Les autorités électorales mexicaines ont annoncé mercredi qu'elles recompteraient le contenu de plus de la moitié des urnes utilisées lors de l'élection présidentielle de dimanche, après avoir découvert des incohérences dans le décompte des voix.
À l'Institut électoral fédéral (IEF), on assure que ce nouveau comptage ne changera rien à l'issue du scrutin, remporté par Enrique Peña Nieto. Avec plus de 38 % des voix, le candidat du Parti révolutionnaire institutionnel (PRI) a laissé son plus proche rival 6,5 points derrière.
Invoquant des irrégularités, le candidat de gauche Andres Manuel Lopez Obrador, arrivé deuxième, avait qualifié mardi ce résultat de « frauduleux » et refusé de reconnaître sa défaite. Il a demandé le recomptage de tous les bulletins de vote, mais l'IEF a fait savoir mercredi que les conditions fixées par le code électoral de 2007 n'étaient réunies que dans un peu plus de la moitié des bureaux de vote.
En vertu de ce texte, un nouveau dépouillement peut être demandé lorsque moins d'un point sépare les deux candidats arrivés en tête ou quand des « incohérences » sont constatées.
Les résultats définitifs du scrutin sont attendus jeudi. Sur la base des résultats d'ores et déjà communiqués par les trois quarts des bureaux de vote, recomptage compris, Peña Nieto était crédité mercredi de 39,2 % des voix, soit neuf points de plus qu'Obrador.
À l'élection de 2006, ce dernier, ancien maire de Mexico, avait aussi demandé un recomptage des voix après avoir perdu de peu l'élection présidentielle remportée par Felipe Calderon. Refusant de reconnaître sa défaite, il avait organisé de grandes manifestations qui avaient paralysé une bonne partie de la capitale pendant plusieurs semaines.
La victoire, dimanche, d'Enrique Peña Nieto consacre le retour au pouvoir du PRI, qui a été aux affaires de 1929 à 2000.
Cohue au supermarché
Depuis le début de la semaine, des images montrent de nombreux clients qui se précipitent dans les supermarchés de la chaîne Soriana pour échanger des cartes-cadeaux.
Le Parti de l'action nationale du président sortant Felipe Calderon a accusé l'équipe de M. Peña Nieto d'avoir acheté environ 9500 cartes-cadeaux pour une valeur totale de 71 millions de pesos (5,4 millions de dollars CAN) afin de les distribuer aux électeurs.
Plusieurs clients ont déclaré à des journalistes qu'ils avaient dû remettre une photocopie de leur carte d'électeur pour obtenir une carte-cadeau prépayée, supposément offerte par le PRI.
Le PRI et la chaîne Soriana ont nié toute irrégularité électorale.
En vertu de la loi mexicaine, donner des cadeaux aux électeurs n'est pas un crime, sauf si le cadeau a pour objectif de conditionner ou d'influencer le vote. Les violations de ces règles sont habituellement punies par des amendes, mais ne sont généralement pas un motif suffisant pour annuler une élection.

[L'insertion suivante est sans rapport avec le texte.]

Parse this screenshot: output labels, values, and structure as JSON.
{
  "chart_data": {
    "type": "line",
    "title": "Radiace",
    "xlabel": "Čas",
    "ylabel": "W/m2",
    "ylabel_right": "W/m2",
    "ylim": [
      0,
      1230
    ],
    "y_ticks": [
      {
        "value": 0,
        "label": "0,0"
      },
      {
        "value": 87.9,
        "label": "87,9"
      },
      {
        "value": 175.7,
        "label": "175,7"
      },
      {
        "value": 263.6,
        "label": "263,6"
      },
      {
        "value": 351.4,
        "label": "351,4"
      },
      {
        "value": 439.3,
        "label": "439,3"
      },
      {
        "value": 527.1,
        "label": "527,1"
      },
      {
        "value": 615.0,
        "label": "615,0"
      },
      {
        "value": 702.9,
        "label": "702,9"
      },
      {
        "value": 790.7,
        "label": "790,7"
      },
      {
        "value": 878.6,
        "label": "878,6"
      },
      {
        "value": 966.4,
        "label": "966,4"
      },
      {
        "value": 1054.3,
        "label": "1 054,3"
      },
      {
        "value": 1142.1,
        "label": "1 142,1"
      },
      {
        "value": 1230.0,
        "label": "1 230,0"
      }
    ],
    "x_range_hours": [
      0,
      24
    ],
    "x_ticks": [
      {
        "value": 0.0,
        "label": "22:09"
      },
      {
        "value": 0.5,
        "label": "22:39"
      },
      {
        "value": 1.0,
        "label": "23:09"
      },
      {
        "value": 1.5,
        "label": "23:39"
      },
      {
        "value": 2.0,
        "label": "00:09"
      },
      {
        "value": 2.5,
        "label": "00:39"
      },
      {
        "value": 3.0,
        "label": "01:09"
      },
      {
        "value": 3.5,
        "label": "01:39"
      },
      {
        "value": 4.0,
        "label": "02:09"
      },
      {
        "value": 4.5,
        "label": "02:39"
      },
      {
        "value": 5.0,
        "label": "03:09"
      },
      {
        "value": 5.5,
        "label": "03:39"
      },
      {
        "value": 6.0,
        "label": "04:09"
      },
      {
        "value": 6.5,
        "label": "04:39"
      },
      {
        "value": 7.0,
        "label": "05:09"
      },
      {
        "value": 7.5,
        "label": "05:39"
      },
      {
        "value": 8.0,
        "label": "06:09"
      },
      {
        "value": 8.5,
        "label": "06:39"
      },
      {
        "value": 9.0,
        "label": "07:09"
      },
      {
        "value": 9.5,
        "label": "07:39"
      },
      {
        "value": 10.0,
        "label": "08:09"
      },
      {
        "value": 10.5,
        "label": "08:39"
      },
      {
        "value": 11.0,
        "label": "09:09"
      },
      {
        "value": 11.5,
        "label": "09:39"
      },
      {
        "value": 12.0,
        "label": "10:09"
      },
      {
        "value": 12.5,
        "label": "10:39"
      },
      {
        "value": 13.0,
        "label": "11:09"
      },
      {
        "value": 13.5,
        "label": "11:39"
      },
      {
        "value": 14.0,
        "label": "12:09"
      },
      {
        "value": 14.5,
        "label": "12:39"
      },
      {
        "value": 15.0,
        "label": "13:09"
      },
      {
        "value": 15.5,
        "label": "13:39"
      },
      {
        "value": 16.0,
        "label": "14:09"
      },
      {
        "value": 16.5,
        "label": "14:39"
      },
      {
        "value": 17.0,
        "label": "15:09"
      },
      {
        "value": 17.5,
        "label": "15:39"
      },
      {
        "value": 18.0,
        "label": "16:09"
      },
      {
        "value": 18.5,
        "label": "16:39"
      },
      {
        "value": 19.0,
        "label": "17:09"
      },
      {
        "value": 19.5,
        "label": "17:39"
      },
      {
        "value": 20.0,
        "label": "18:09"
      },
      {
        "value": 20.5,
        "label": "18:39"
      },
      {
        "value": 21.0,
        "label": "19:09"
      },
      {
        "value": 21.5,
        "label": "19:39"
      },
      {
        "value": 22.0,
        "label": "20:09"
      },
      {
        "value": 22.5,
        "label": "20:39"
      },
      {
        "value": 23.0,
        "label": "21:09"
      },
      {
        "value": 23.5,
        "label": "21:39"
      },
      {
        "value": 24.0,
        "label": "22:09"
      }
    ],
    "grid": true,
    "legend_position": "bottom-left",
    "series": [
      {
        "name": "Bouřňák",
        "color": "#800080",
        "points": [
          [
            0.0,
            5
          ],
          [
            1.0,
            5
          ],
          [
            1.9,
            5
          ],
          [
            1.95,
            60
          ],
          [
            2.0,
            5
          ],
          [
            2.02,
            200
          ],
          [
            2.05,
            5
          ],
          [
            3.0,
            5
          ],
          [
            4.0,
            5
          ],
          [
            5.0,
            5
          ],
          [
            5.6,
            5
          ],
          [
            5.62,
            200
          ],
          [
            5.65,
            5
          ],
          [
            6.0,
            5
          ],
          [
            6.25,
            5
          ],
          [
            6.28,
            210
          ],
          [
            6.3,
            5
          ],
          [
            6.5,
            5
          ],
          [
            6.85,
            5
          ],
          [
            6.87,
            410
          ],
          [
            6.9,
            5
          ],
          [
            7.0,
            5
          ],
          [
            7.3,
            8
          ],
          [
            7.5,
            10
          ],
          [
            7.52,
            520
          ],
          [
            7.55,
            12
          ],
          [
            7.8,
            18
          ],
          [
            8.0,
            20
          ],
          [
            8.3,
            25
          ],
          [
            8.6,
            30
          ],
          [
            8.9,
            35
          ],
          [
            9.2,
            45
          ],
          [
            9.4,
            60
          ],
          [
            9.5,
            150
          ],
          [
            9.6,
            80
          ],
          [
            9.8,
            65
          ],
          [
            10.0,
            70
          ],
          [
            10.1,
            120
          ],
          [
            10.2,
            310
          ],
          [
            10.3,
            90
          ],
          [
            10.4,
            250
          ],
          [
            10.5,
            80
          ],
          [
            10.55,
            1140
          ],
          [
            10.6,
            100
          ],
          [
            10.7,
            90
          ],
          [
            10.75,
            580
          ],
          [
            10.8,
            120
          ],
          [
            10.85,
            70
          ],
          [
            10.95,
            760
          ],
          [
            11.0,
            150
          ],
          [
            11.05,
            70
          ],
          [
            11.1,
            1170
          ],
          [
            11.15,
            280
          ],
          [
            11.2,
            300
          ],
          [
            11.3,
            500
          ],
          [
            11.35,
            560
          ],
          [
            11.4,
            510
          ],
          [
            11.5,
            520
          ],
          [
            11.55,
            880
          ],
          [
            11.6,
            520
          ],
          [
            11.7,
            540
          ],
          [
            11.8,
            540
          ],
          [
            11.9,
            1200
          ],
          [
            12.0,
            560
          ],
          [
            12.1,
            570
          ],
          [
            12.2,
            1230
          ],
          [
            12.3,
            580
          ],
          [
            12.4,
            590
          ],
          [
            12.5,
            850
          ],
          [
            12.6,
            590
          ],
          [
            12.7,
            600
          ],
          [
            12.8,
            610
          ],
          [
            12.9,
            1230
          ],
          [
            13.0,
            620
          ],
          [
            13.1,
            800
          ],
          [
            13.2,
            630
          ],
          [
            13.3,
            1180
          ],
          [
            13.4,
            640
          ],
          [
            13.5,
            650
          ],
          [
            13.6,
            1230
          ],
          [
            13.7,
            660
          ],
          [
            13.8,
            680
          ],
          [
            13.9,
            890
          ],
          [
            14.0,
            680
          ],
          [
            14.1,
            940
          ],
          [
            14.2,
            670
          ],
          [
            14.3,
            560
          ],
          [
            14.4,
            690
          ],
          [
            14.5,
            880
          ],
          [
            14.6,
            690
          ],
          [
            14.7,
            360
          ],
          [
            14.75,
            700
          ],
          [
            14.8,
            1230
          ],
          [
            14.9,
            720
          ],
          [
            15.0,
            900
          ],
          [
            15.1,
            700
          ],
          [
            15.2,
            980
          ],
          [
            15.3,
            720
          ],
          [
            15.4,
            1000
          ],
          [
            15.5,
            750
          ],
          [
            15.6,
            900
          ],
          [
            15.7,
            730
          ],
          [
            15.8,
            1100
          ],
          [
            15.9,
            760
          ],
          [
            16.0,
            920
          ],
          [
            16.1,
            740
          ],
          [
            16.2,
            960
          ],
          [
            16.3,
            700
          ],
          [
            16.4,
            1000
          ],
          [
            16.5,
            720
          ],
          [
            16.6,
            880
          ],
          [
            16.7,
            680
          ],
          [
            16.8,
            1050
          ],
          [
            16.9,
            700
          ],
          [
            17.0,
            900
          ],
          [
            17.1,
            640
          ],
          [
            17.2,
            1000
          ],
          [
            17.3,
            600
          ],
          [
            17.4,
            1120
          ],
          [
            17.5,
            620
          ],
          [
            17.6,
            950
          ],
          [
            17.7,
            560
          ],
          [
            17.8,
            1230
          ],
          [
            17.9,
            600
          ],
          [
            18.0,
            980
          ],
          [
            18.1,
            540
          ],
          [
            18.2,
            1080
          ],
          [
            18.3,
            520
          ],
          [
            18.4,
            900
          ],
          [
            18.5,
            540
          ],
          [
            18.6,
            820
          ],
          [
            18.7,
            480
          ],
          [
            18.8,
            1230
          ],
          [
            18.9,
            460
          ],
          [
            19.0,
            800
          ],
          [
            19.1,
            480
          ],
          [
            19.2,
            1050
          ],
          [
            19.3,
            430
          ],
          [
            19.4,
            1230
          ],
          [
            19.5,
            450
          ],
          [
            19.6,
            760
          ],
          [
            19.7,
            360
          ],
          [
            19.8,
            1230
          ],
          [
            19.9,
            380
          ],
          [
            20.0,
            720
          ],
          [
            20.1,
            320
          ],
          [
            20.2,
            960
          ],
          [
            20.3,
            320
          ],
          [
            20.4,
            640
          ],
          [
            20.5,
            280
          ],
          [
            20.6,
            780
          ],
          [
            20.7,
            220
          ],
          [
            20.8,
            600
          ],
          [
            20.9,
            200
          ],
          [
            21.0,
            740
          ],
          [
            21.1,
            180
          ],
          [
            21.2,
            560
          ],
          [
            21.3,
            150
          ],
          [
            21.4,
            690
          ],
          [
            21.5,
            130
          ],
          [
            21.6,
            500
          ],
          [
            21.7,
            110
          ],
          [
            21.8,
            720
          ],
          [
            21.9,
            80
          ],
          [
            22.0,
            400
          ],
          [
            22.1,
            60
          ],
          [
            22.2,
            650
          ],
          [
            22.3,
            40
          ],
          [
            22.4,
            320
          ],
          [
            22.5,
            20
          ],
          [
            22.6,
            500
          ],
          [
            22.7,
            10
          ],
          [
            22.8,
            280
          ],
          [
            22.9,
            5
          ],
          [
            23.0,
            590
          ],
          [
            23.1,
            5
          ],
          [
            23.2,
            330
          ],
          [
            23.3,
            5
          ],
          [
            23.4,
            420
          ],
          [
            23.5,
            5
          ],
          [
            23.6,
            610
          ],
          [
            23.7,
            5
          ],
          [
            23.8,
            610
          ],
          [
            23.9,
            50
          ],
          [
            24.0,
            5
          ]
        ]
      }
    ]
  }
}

Une annulation peu probable
Selon Jose Antonio Crespo, un chercheur du Centre d'investigations et d'enseignement économiques (CIDE), l'affaire des carte-cadeaux sera réutilisée par la gauche pour tenter d'obtenir une annulation de la présidentielle.
Selon lui, le recomptage des voix aura peu de conséquences. Le recomptage bulletin par bulletin « ne changera rien parce que la moyenne arithmétique des incohérences est de 1,5 % au maximum ». Or, on est face en 2012 à un écart de 6 %, soit plus de trois millions de voix.¨
Par ailleurs, les reproches adressés au PRI concernant des budgets de campagne supérieurs à ce qui est prévu peuvent mener à des amendes, mais pas à une annulation.
Selon M. Crespo, il faut en vertu de la loi démontrer que dans 25 % des bureaux de vote il y a un achat de votes aboutissant à modifier l'écart entre le premier et le deuxième. « Ça va être compliqué, » souligne-t-il.
Il est cependant probable que les contestations se poursuivent pendant deux mois, jusqu'à la proclamation officielle des résultats le 6 septembre prochain par le Tribunal fédéral électoral.